The printed parts were done on a consumer-level Rigidbot extrusion printer.
There's still development to be done on this project and I look forward to it.
Empire of Dust is a short game I made in Unity 4. It goes in two stages: a representation of life and then an approximation of the afterlife. If you'd like to play it yourself, download it here (PC Only): 32-bit or 64-bit (if in doubt, choose 32). The Mac version that Unity exported crashes every time, sorry!! The video above shows the whole game.
This is an experimental 3D modeling interface I worked on in a group project. The idea was to develop a solution to a problem I've encountered: I love 3D modeling, but haven't seen a lot of it in gallery or museum settings, presumably because it's a format we're not used to -- so how do we fix that?

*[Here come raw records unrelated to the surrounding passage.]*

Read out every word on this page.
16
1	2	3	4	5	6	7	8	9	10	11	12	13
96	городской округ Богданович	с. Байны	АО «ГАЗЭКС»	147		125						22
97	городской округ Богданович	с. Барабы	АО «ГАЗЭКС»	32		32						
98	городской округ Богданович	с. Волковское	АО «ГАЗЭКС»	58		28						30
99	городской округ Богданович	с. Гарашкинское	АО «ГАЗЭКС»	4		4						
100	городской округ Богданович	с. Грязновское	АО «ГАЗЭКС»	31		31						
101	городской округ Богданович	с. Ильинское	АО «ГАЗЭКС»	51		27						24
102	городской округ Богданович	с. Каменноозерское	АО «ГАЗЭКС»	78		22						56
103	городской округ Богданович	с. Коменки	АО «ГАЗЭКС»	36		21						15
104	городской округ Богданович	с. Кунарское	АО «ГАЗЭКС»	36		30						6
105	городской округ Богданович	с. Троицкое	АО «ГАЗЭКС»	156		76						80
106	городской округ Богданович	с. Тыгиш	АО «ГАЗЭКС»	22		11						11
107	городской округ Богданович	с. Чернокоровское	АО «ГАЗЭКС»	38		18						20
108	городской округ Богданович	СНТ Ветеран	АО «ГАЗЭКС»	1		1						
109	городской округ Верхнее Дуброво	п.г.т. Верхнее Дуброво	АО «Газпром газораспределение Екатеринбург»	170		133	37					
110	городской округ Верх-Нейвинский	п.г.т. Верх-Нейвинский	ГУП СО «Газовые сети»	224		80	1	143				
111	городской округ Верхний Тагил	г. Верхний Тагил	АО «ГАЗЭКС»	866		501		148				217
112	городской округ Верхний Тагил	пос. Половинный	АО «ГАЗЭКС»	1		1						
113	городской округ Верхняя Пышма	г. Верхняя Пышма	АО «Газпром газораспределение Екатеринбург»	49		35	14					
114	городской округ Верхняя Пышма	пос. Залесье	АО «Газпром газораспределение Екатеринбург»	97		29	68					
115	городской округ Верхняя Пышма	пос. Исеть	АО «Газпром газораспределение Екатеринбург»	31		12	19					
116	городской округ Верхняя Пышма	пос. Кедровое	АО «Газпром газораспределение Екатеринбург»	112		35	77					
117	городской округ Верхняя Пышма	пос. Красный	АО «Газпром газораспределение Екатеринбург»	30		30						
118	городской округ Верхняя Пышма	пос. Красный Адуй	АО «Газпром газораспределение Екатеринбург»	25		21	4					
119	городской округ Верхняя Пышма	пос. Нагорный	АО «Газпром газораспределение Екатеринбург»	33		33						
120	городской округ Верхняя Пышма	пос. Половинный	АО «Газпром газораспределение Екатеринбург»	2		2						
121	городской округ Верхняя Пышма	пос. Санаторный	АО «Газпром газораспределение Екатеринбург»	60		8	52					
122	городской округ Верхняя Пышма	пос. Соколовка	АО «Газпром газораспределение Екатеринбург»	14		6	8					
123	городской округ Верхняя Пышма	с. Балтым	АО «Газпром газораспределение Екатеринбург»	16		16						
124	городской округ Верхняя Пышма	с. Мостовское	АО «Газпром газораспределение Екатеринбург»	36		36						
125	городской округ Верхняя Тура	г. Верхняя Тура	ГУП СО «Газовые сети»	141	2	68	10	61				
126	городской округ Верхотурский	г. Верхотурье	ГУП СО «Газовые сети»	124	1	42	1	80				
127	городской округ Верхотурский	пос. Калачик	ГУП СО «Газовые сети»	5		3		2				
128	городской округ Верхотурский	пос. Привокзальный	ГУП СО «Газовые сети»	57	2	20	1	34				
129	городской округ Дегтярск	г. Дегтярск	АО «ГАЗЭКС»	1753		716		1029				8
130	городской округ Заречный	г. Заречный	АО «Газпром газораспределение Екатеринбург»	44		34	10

This prototype demonstrates a combination of two solutions. The digital version of the object (a 3D-scanned model of the Venus de Milo) is rotated on-screen at (ideally) the same rate as the rotating physical interface, a lazy suzan. There's also a 3D-printed version of the model right in front of the user to give a physical representation of the model file.

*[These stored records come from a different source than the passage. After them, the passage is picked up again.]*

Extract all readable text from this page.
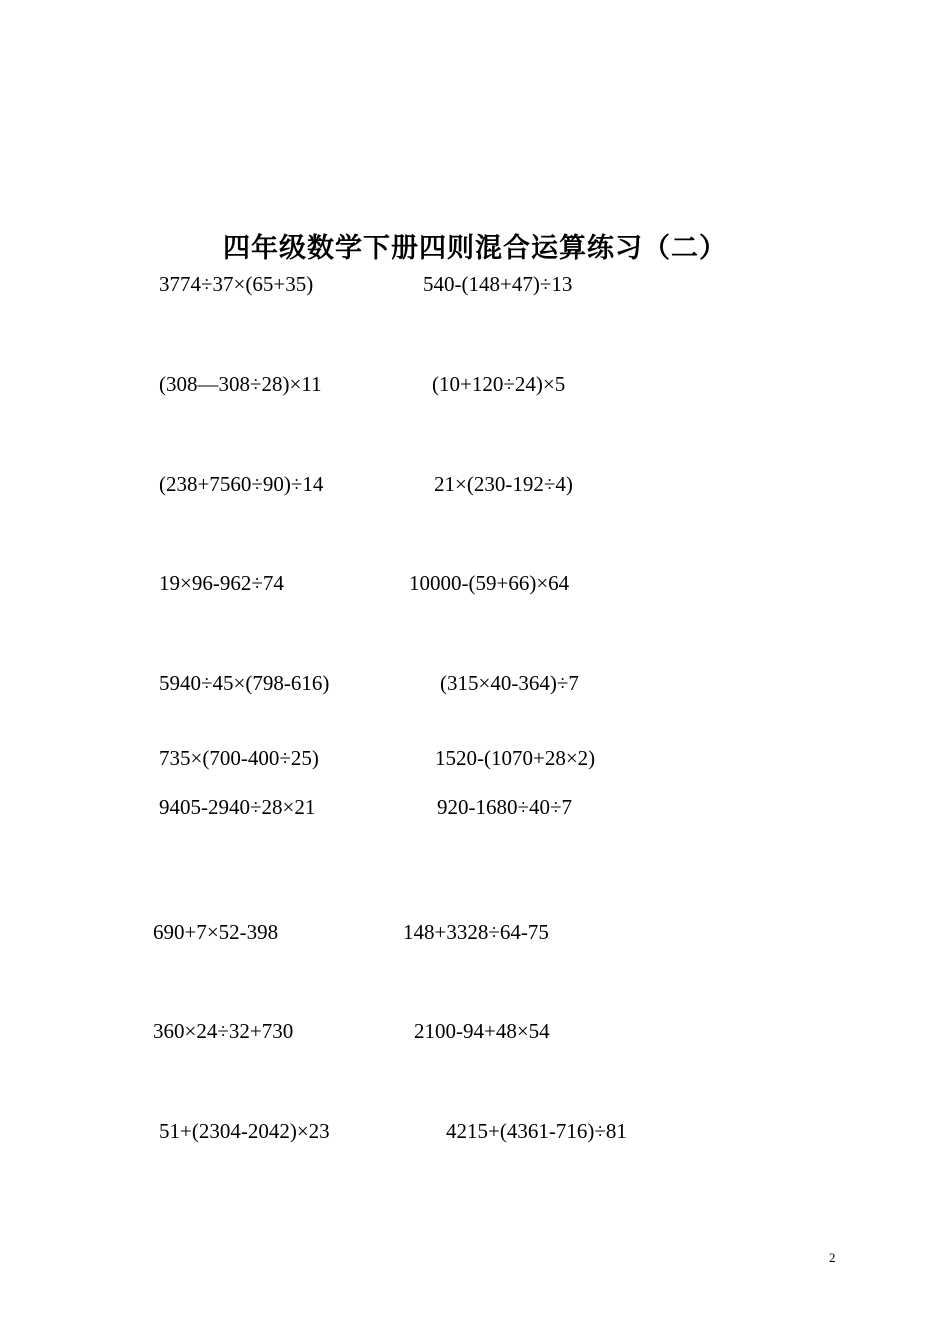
四年级数学下册四则混合运算练习（二）
3774÷37×(65+35)	540-(148+47)÷13
(308—308÷28)×11	(10+120÷24)×5
(238+7560÷90)÷14	21×(230-192÷4)
19×96-962÷74	10000-(59+66)×64
5940÷45×(798-616)	(315×40-364)÷7
735×(700-400÷25)	1520-(1070+28×2)
9405-2940÷28×21	920-1680÷40÷7
690+7×52-398	148+3328÷64-75
360×24÷32+730	2100-94+48×54
51+(2304-2042)×23	4215+(4361-716)÷81
2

The model-viewing program has 3 controls: a rotation reset button, a switch to change rendering modes between solid/wireframe/pointcloud, and a switch to increase/decrease lighting on the model.
The artistic part of this project, in my opinion, is about how it calls a material object into question. 3D scanning the Venus de Milo is not an exact copy of the object, as virtual vertices are mapped to various points on the object's surface in order to generate a representation of the object in the form of a mesh -- so even with a high-end 3D scanner, you're going to get an approximation of the original object, with small details coming out distorted or missing. When you 3D print it, the difference in representation is even more drastic because you're limited to the physical abilities of the printer and the material you're using -- for instance, the ABS in the Fused Filament Fabrication printer we used can't do overhanging edges past a certain angle, so certain spots are missing or bulging or otherwise weird. At that point, what we have is a hollow chunk of plastic that resembles the Venus de Milo -- and what's that worth? Aside from that, if you make your own sculpture with 3D software and then print it out, or render the model as an image, which is the piece with the most value?
The Sound Spa is a mass-produced device designed to create 6 soothing sounds to help people relax or go to sleep. So I amplified it, added a speed control and 2 adjustable feedback loops, and switched out the internal 2.5" speaker for a custom speaker cabinet with a 10", two 4"s, and the original 2.5" speaker.
This is a step sequencer I made with an Arduino. There's 1 button for each step, holding the button sets the pitch of that note. (Ideally each note would have its own slide potentiometer but the Arduino I have only has 6 analog input pins so I had to improvise.) Sliding the potentiometer sets the pitch of the note you're changing. The right knob sets the tempo, and the left knob increases the amount of a weird under/overtone effect I made, which one of my housemates unlovingly deemed the "Clown Funeral" effect. I made this using the freqout function and some debugging help from Beavis Audio's Arduino Punk Console.
I found this cool portable stereo at a flea market in Santa Cruz for $5. I took it home, took out all the insides, made a tiny Smokey amp and hooked it up to the internal speakers, then added a 9-volt adapter input and 1/4" input, making it a portable guitar amp. It can also run off a 9-volt battery if you want to take it to the beach or swamp.